Arctic upper-level winds from reanalyses and TOVS satellite retrievals

Accurate upper-level wind fields over the Arctic are required for a variety of applications, including calculations of heat and moisture transport as well as analyses of circulation features. Reanalysis products from meteorological forecast centers perform well in areas where conventional data are dense, but studies have shown that their realism in data-sparse regions, such as the Arctic Ocean, is less certain. Upper-level winds from two reanalysis data sets, the NCEP/NCAR (National Centers for Environmental Prediction/National Center for Atmospheric Research) and the ECMWF (European Center for Medium Range Weather Forecasting) Reanalyses are first evaluated. Independent rawinsonde data from two Arctic field programs that were not assimilated by the models are compared to reanalysis wind products for five thick layers between 1000 and 300 hPa. Both reanalyses exhibit large biases and are significantly too westerly and too northerly. Total wind speeds are too strong by 25 to 65% relative to rawinsonde values. Root-mean-square errors in u- and v-component winds are substantially larger than the mean values.

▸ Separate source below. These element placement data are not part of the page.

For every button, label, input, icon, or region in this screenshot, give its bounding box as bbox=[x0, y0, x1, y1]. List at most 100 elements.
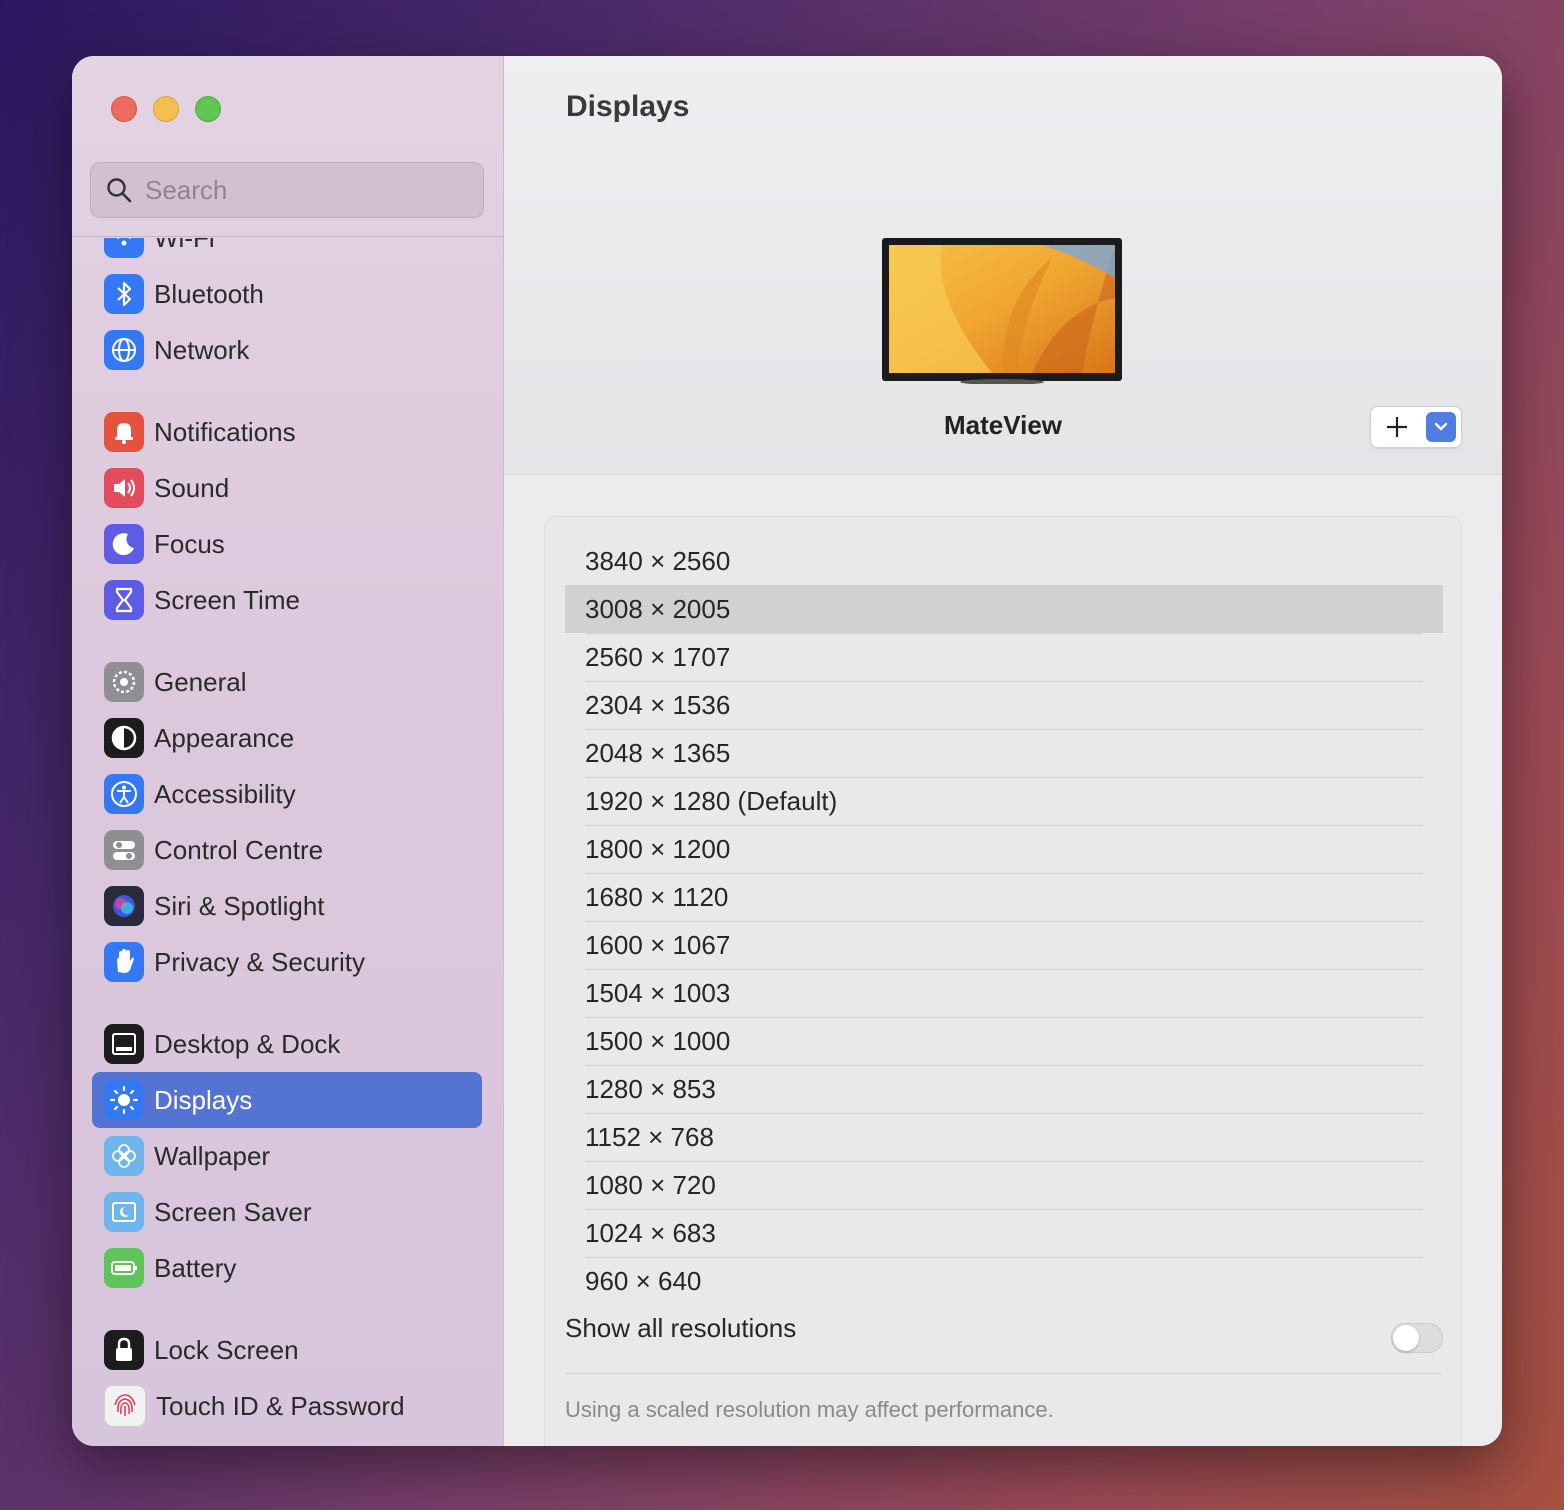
traffic-lights bbox=[111, 96, 221, 122]
sidebar-item-displays[interactable]: Displays bbox=[92, 1072, 482, 1128]
resolution-option[interactable]: 1080 × 720 bbox=[565, 1161, 1443, 1209]
sidebar-item-touch-id-password[interactable]: Touch ID & Password bbox=[92, 1378, 482, 1434]
plus-icon bbox=[1387, 417, 1407, 437]
performance-note: Using a scaled resolution may affect per… bbox=[565, 1397, 1054, 1422]
resolution-option[interactable]: 3008 × 2005 bbox=[565, 585, 1443, 633]
resolution-panel: Show all resolutions Using a scaled reso… bbox=[544, 516, 1462, 1446]
resolution-label: 1500 × 1000 bbox=[585, 1025, 731, 1056]
moon-icon bbox=[104, 524, 144, 564]
sidebar-item-label: Bluetooth bbox=[154, 278, 264, 309]
resolution-label: 3008 × 2005 bbox=[585, 593, 731, 624]
chevron-down-icon bbox=[1434, 422, 1448, 431]
sidebar-item-label: Privacy & Security bbox=[154, 946, 365, 977]
globe-icon bbox=[104, 330, 144, 370]
sidebar-item-appearance[interactable]: Appearance bbox=[92, 710, 482, 766]
sidebar-item-label: Control Centre bbox=[154, 834, 324, 865]
monitor-icon[interactable] bbox=[882, 238, 1122, 384]
sidebar-item-desktop-dock[interactable]: Desktop & Dock bbox=[92, 1016, 482, 1072]
minimize-button[interactable] bbox=[153, 96, 179, 122]
sidebar-item-privacy-security[interactable]: Privacy & Security bbox=[92, 934, 482, 990]
resolution-label: 2560 × 1707 bbox=[585, 641, 731, 672]
resolution-label: 1152 × 768 bbox=[585, 1121, 714, 1152]
zoom-button[interactable] bbox=[195, 96, 221, 122]
sidebar-item-focus[interactable]: Focus bbox=[92, 516, 482, 572]
sidebar-item-lock-screen[interactable]: Lock Screen bbox=[92, 1322, 482, 1378]
sidebar-item-label: Network bbox=[154, 334, 250, 365]
gear-icon bbox=[104, 662, 144, 702]
resolution-option[interactable]: 1280 × 853 bbox=[565, 1065, 1443, 1113]
add-display-dropdown[interactable] bbox=[1426, 412, 1456, 442]
sidebar-item-label: Screen Saver bbox=[154, 1196, 312, 1227]
sidebar-item-accessibility[interactable]: Accessibility bbox=[92, 766, 482, 822]
sidebar-item-label: Siri & Spotlight bbox=[154, 890, 325, 921]
bluetooth-icon bbox=[104, 274, 144, 314]
toggle-knob bbox=[1393, 1325, 1419, 1351]
resolution-option[interactable]: 3840 × 2560 bbox=[565, 537, 1443, 585]
resolution-label: 1920 × 1280 (Default) bbox=[585, 785, 838, 816]
screensaver-icon bbox=[104, 1192, 144, 1232]
resolution-label: 1080 × 720 bbox=[585, 1169, 716, 1200]
siri-icon bbox=[104, 886, 144, 926]
resolution-label: 1600 × 1067 bbox=[585, 929, 731, 960]
resolution-option[interactable]: 1504 × 1003 bbox=[565, 969, 1443, 1017]
sidebar-item-siri-spotlight[interactable]: Siri & Spotlight bbox=[92, 878, 482, 934]
sidebar-item-label: Touch ID & Password bbox=[156, 1390, 405, 1421]
sidebar-item-sound[interactable]: Sound bbox=[92, 460, 482, 516]
sidebar-nav: Wi-Fi Bluetooth Network Notifications Sound F… bbox=[92, 238, 482, 1446]
resolution-option[interactable]: 1500 × 1000 bbox=[565, 1017, 1443, 1065]
resolution-label: 2048 × 1365 bbox=[585, 737, 731, 768]
resolution-option[interactable]: 960 × 640 bbox=[565, 1257, 1443, 1305]
search-icon bbox=[107, 178, 132, 203]
sidebar-item-label: Screen Time bbox=[154, 584, 300, 615]
sidebar-item-label: Battery bbox=[154, 1252, 237, 1283]
sidebar-item-control-centre[interactable]: Control Centre bbox=[92, 822, 482, 878]
resolution-option[interactable]: 2048 × 1365 bbox=[565, 729, 1443, 777]
battery-icon bbox=[104, 1248, 144, 1288]
sidebar-item-label: Wi-Fi bbox=[154, 238, 215, 254]
search-box[interactable] bbox=[90, 162, 484, 218]
sidebar-item-label: Displays bbox=[154, 1084, 253, 1115]
resolution-label: 1024 × 683 bbox=[585, 1217, 716, 1248]
bell-icon bbox=[104, 412, 144, 452]
sidebar-item-label: Lock Screen bbox=[154, 1334, 299, 1365]
brightness-icon bbox=[104, 1080, 144, 1120]
search-input[interactable] bbox=[143, 173, 467, 207]
resolution-option[interactable]: 1024 × 683 bbox=[565, 1209, 1443, 1257]
main-pane: Displays MateView Show all resolutions U… bbox=[504, 56, 1502, 1446]
lock-icon bbox=[104, 1330, 144, 1370]
resolution-option[interactable]: 2560 × 1707 bbox=[565, 633, 1443, 681]
sidebar-divider bbox=[72, 236, 503, 237]
add-display-button[interactable] bbox=[1371, 407, 1423, 447]
resolution-option[interactable]: 1800 × 1200 bbox=[565, 825, 1443, 873]
close-button[interactable] bbox=[111, 96, 137, 122]
sidebar-item-wi-fi[interactable]: Wi-Fi bbox=[92, 238, 482, 266]
resolution-label: 1680 × 1120 bbox=[585, 881, 729, 912]
sidebar-item-bluetooth[interactable]: Bluetooth bbox=[92, 266, 482, 322]
sidebar-item-network[interactable]: Network bbox=[92, 322, 482, 378]
hand-icon bbox=[104, 942, 144, 982]
sidebar-item-wallpaper[interactable]: Wallpaper bbox=[92, 1128, 482, 1184]
resolution-option[interactable]: 1920 × 1280 (Default) bbox=[565, 777, 1443, 825]
flower-icon bbox=[104, 1136, 144, 1176]
show-all-resolutions-label: Show all resolutions bbox=[565, 1313, 797, 1343]
resolution-option[interactable]: 1152 × 768 bbox=[565, 1113, 1443, 1161]
sidebar-item-general[interactable]: General bbox=[92, 654, 482, 710]
page-title: Displays bbox=[566, 90, 690, 123]
appearance-icon bbox=[104, 718, 144, 758]
resolution-option[interactable]: 1680 × 1120 bbox=[565, 873, 1443, 921]
settings-window: Wi-Fi Bluetooth Network Notifications Sound F… bbox=[72, 56, 1502, 1446]
sidebar-item-label: Appearance bbox=[154, 722, 295, 753]
sidebar-item-label: Accessibility bbox=[154, 778, 296, 809]
sidebar-item-label: Focus bbox=[154, 528, 225, 559]
resolution-label: 960 × 640 bbox=[585, 1265, 702, 1296]
resolution-option[interactable]: 2304 × 1536 bbox=[565, 681, 1443, 729]
speaker-icon bbox=[104, 468, 144, 508]
sidebar-item-label: Wallpaper bbox=[154, 1140, 271, 1171]
sidebar-item-screen-saver[interactable]: Screen Saver bbox=[92, 1184, 482, 1240]
show-all-resolutions-toggle[interactable] bbox=[1391, 1323, 1443, 1353]
sidebar-item-notifications[interactable]: Notifications bbox=[92, 404, 482, 460]
resolution-option[interactable]: 1600 × 1067 bbox=[565, 921, 1443, 969]
sidebar-item-screen-time[interactable]: Screen Time bbox=[92, 572, 482, 628]
resolution-label: 3840 × 2560 bbox=[585, 545, 731, 576]
sidebar-item-battery[interactable]: Battery bbox=[92, 1240, 482, 1296]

In an attempt to improve upon this situation, we calculate upper-level wind fields from satellite-derived temperature profiles using data from the TIROS Operational Vertical Sounder (TOVS) processed with the Improved Initialization Inversion algorithm combined with 10-m winds from the NCEP Reanalysis. The thermal-wind relationship, corrected with a new mass conservation techinique developed by Zou and Van Woert (2002), produces wind fields with no significant bias compared to rawinsonde measurements from SHEBA. Root mean square errors are approximately 5 m/s below 500 hPa.